Aurora Cannabis (TSX:ACB) is one of the most popular marijuana companies, particularly among millennials. The pot grower famously ranked as the top stock holding on Robinhood. Aurora isn't just popular among younger demographics, though, with several analysts giving the company a nod of approval in the form of a buy rating earlier this year.

How did Aurora manage to attain its current status in the industry? By implementing an aggressive growth strategy marked by acquisitions, international expansion, and strong efforts to ramp up its production capacity. However, this master plan wasn't without its downsides, and the cannabis company could feel the pressure from its after effects for many years to come. Here are two ways Aurora could pay the price for its growth strategy.

Too much goodwill

Aurora has been on an acquisition spree for the better part of three years. On the one hand, this strategy makes sense. Acquiring smaller marijuana companies presents several advantages. First, doing so eliminates at least some competition in the industry. Second, it is a relatively quick and easy way to have greater access to important assets that are critical to getting cannabis products to consumers. But in the midst of making acquisition after acquisition, Aurora seems to have paid a bit too much for many of these transactions, resulting in an astronomical amount of goodwill on its balance sheet.

Cannabis oils and grains.

IMAGE SOURCE: GETTY IMAGES.

Goodwill isn't necessarily bad in and of itself. In accounting terms, it represents the difference between the amount of money a company paid to acquire another entity and the fair value of said entity, whatever that is. However, too much of anything isn't good, and it is fair to say that Aurora has too much goodwill on its balance sheet. The company ended its fiscal year 2019 with more than $3 billion worth of goodwill -- which, by the way, represented an increase of more than 300% year over year.

How could this affect Aurora in the future? Writedowns of goodwill can significantly reduce a company's bottom line. That is bad news for any company, particularly one that isn't even profitable yet.

Dilution, dilution, dilution

Aurora's expansion efforts weren't free or even cheap. The company had to spend a lot of capital to grow its presence in North America and abroad. However, due to its status as a start-up -- not to mention other barriers caused by the nature of its business activities -- Aurora didn't always have the means to fund these efforts, and the company turned to dilutive forms of financing. To be fair, this strategy was a necessary evil. Other marijuana companies have also resorted to raising money by offering stock options, convertible debts, etc.

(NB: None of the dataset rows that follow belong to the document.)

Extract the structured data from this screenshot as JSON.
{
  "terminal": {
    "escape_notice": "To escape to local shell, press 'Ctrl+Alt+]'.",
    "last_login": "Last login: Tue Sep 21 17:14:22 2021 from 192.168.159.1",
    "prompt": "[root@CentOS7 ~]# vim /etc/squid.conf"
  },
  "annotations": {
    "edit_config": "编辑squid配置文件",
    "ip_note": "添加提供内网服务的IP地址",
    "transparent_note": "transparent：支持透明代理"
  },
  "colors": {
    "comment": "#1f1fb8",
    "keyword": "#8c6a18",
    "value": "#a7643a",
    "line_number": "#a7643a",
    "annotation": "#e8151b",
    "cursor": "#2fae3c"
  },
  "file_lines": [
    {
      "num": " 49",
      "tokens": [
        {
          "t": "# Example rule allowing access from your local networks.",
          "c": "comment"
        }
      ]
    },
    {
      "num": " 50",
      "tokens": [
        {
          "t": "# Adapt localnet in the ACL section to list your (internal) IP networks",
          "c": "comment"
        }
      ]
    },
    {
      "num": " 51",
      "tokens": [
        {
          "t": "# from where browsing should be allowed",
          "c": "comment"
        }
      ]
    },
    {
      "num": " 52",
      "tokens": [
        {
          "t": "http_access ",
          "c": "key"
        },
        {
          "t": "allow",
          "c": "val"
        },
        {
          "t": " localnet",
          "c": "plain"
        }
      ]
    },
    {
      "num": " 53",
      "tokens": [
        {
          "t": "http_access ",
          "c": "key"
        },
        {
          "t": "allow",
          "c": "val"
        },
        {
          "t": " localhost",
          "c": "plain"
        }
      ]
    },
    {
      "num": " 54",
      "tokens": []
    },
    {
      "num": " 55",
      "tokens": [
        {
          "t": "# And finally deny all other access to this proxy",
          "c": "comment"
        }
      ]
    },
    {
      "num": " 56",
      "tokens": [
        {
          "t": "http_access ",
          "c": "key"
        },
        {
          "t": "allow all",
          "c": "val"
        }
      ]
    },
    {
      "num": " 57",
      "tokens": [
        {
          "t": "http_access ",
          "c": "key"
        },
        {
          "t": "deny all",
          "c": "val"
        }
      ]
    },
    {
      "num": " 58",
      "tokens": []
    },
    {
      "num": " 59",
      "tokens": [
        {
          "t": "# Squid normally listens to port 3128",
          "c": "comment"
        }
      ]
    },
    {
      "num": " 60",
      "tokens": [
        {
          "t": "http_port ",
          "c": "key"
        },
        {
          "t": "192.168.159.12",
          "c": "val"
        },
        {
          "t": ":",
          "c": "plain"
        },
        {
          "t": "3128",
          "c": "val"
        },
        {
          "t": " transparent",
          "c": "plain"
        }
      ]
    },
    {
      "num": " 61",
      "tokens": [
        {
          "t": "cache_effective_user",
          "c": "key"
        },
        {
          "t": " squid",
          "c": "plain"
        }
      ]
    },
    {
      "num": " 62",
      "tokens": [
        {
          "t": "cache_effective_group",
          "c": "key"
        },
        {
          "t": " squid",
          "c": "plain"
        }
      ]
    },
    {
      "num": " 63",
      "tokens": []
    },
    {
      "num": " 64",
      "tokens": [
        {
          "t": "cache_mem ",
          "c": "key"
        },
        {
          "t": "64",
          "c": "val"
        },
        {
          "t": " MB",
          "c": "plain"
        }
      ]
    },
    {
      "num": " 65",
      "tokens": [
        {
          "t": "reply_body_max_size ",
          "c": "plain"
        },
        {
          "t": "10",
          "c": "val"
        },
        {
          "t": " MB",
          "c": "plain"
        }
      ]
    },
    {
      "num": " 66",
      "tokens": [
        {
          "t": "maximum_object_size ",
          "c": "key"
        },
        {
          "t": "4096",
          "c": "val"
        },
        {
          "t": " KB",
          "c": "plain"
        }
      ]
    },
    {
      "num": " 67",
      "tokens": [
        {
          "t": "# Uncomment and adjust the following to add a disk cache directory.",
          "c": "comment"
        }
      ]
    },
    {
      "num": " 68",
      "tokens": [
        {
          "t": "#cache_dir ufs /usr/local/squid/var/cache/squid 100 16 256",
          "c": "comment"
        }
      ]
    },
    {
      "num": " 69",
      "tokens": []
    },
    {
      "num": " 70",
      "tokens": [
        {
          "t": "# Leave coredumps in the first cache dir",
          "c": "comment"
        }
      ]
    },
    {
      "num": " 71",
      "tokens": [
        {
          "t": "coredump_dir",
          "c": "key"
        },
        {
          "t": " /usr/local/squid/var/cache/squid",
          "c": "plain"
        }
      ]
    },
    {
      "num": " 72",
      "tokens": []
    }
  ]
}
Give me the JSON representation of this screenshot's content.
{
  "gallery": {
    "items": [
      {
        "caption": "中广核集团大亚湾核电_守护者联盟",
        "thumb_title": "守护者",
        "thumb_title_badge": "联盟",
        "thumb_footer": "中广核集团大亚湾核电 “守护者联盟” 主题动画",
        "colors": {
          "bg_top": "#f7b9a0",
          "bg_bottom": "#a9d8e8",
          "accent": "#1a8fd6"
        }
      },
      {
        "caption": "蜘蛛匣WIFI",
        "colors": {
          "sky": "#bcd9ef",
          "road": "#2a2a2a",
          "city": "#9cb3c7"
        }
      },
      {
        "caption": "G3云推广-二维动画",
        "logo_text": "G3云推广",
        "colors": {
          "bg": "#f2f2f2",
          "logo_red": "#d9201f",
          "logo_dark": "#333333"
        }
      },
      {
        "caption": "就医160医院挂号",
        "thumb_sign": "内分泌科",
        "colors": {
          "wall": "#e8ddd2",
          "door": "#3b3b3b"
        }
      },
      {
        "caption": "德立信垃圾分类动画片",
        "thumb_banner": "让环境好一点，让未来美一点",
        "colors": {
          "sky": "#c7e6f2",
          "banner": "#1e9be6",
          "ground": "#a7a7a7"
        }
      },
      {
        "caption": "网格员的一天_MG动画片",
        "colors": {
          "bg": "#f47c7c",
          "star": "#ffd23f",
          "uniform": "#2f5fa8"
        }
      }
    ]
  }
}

But once again, Aurora has been one of the unfortunate leaders of this unflattering category. Aurora has already issued about 1 billion shares in its race to the top of the marijuana industry. This much dilution is unhealthy, and it is likely already having a negative impact on the company. Further, many potential investors who would have otherwise seen Aurora as an attractive option might choose to keep their distance for fear of its share price being dragged down as a result of this issue. In other words, Aurora isn't done having to deal with its share dilution problems.

What's the appeal?

Aurora certainly has a lot of baggage, but many still see it as one of the better options in the marijuana industry. One reason is its market-leading presence in the Canadian marijuana market. Others would point to its international presence that compares favorably to that of almost any of its competitors. Whatever argument those in the pro-Aurora camp give, they will have to contend with the company's most important problems, which include the amount of goodwill on its balance sheet and the degree to which it continues to dilute existing shares.